Filmi annemle izlediğimizde tahminen dokuz yaşındaydım. Şimdi düşündüğümde böylesine genç bir zihnin bu yapımdaki sosyo-politik alt temaları ve duygusal derinliği kavraması pek mümkün değilmiş, ama o zamanlar birilerine en sevdiğim filmin bu eser olduğunu söylediğimde içim tarif edilemez bir gururla dolardı. Çünkü böylesine karmaşık bir filmden zevk almak yetişkinlerin takdirini, “Büyümüş de küçülmüş!” yorumlarını beraberinde getirirdi ve her çocuk gibi ben de büyümek, ulaşamadıklarıma ulaşmak isterdim. Şimdiyse, yetişkinliğin kıyısındayken, dünyanın eskisine kıyasla ne kadar renkten yoksun olduğunu görünce, bu takdirlerin ne kadar anlamsız ve cahilce olduğunu fark ediyorum. Keşke şimdi bildiklerimi bilmeden bu filmi ve birçoğunu, yeniden sadece güzel renklerini ve hapsedici müziklerini deneyimleyebilmek için izleyebilsem. Ne yazık ki bunu yirmi yaşımda yapmak yalnızca körlük olur. Filmdeki ana karakterlerden biri olan Howl, bu yanılgıya hiç düşmemiş ve çocuklukla gelen cahil mutluluğunu asla kaybetmeyen biri olarak bu konuda iyi bir yol gösterici açıkçası. Onun bu çocuksu kendine güveni ve zevk aldığı ve sevdiği şeyleri birer onur nişanı gibi göğsünde taşıması, Howl’u Ingary Krallığı’nın en saygı duyulan ve korkulan büyücüsü yapıyor sonuçta.

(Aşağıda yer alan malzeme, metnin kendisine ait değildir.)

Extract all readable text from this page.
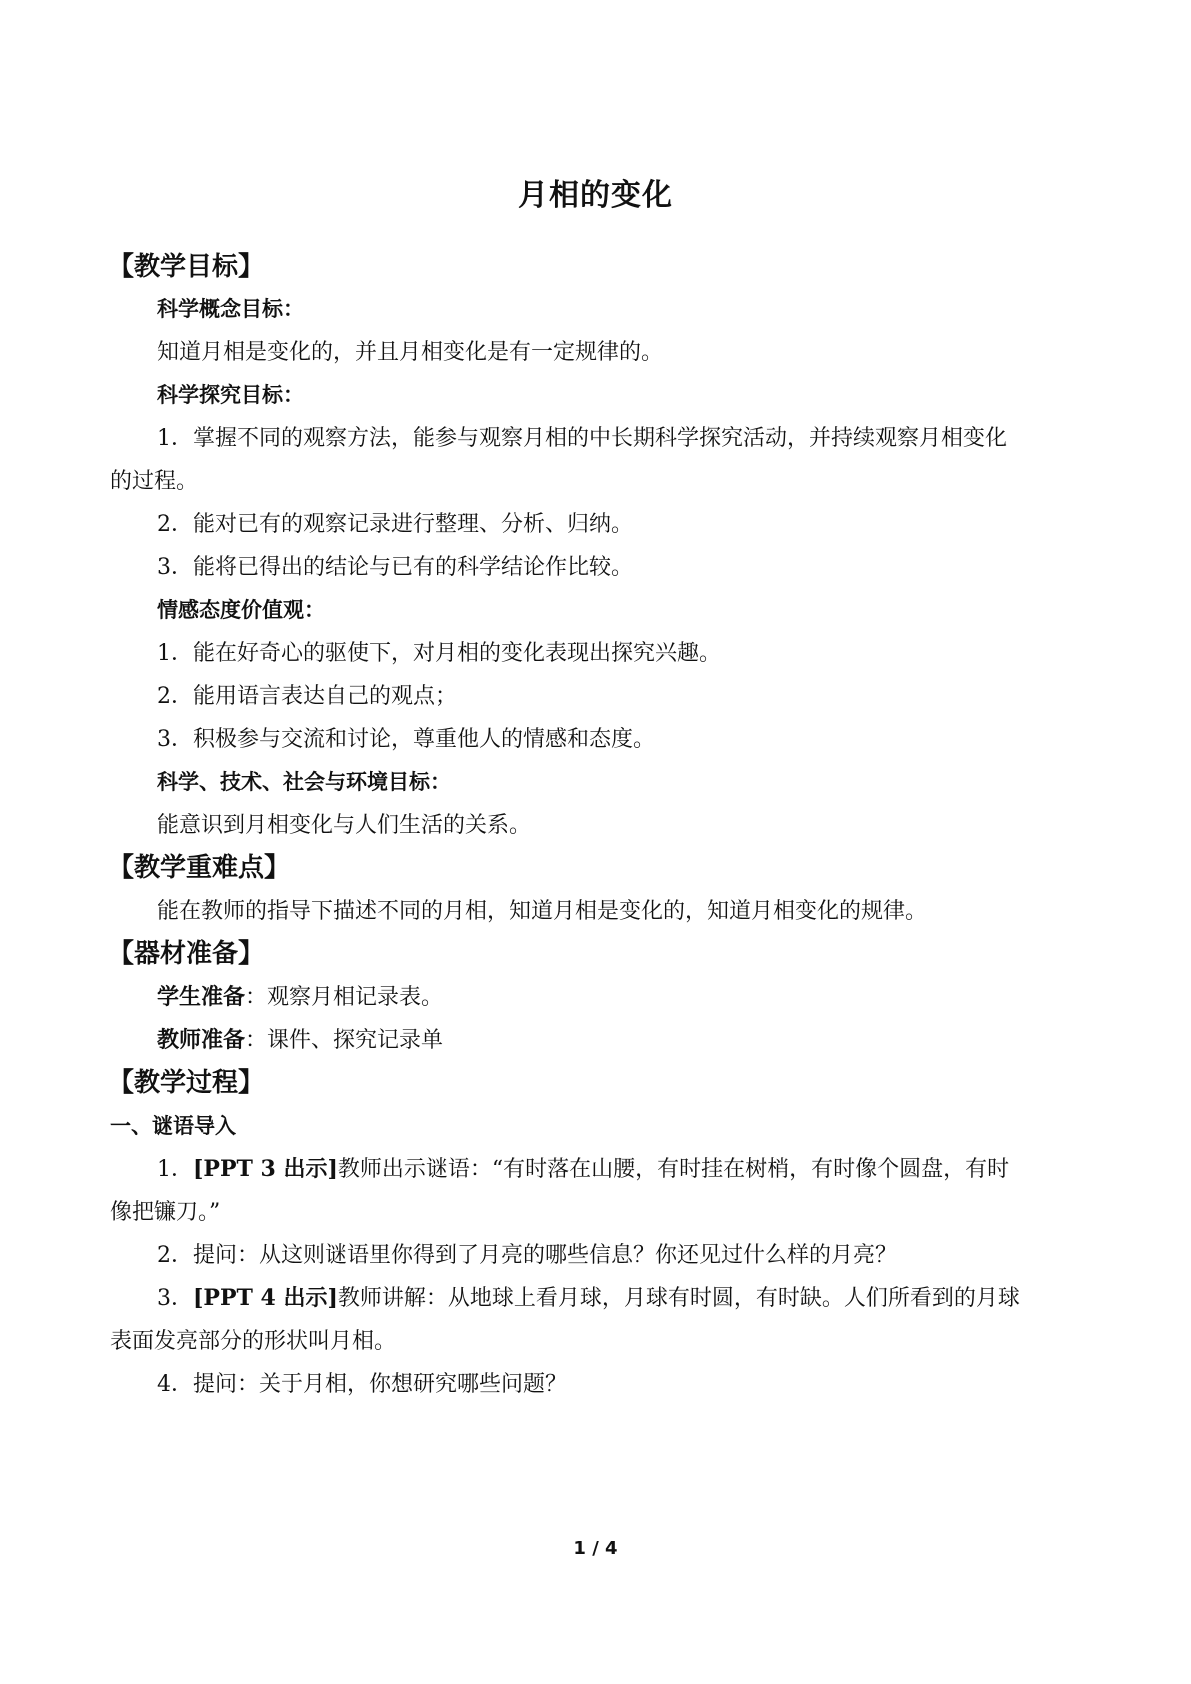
月相的变化
【教学目标】
科学概念目标：
知道月相是变化的，并且月相变化是有一定规律的。
科学探究目标：
1．掌握不同的观察方法，能参与观察月相的中长期科学探究活动，并持续观察月相变化
的过程。
2．能对已有的观察记录进行整理、分析、归纳。
3．能将已得出的结论与已有的科学结论作比较。
情感态度价值观：
1．能在好奇心的驱使下，对月相的变化表现出探究兴趣。
2．能用语言表达自己的观点；
3．积极参与交流和讨论，尊重他人的情感和态度。
科学、技术、社会与环境目标：
能意识到月相变化与人们生活的关系。
【教学重难点】
能在教师的指导下描述不同的月相，知道月相是变化的，知道月相变化的规律。
【器材准备】
学生准备：观察月相记录表。
教师准备：课件、探究记录单
【教学过程】
一、谜语导入
1．[PPT 3 出示]教师出示谜语：“有时落在山腰，有时挂在树梢，有时像个圆盘，有时
像把镰刀。”
2．提问：从这则谜语里你得到了月亮的哪些信息？你还见过什么样的月亮？
3．[PPT 4 出示]教师讲解：从地球上看月球，月球有时圆，有时缺。人们所看到的月球
表面发亮部分的形状叫月相。
4．提问：关于月相，你想研究哪些问题？
1 / 4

Bizler, öte yandan büyücü ve cadıların olduğu büyülü krallıklarda yaşamıyoruz ne yazık ki. Kişiliğimizi ideal haline getirmek de buna bağlı olarak büyük bir sorumluluk; hepimizin genç yaşlarda omuzlarına bindirilmiş, beklentileri karşılayamadığımız sürece toplumun işlevsiz, çürük bir parçası olarak parmakla işaret ediliyoruz çünkü. Çoğumuzun günlük hayatta yüzleşmek zorunda kaldığı ön yargı ve beklentilerin altında aynı şekilde ezilen bir karakter varsa o da Sophie. Tam da bu araç haline geliş ve üzerine yapıştırılmış sahte kişilikten sıyrılmanın verdiği özgürlük, Sophie’yi kendine ve zevklerine toleransla dolup taşan Howl’a ve onun şatosuna iten his aslında. Sophie’nin filmin başında kim olduğunu bilemeyen toy ve amaçsız hali ile sonunda dönüştüğü özgüveni yüksek ve gururlu kadın arasındaki zıtlık eminim ki hepimizin hayallerindeki olgunlaşma sürecidir. Ancak bunun yaşanması için bizim de kendi hayatımızda yüzleşmemiz gereken savaşlar, kabul etmemiz gereken duygularımız olduğunu unutmamak gerekir.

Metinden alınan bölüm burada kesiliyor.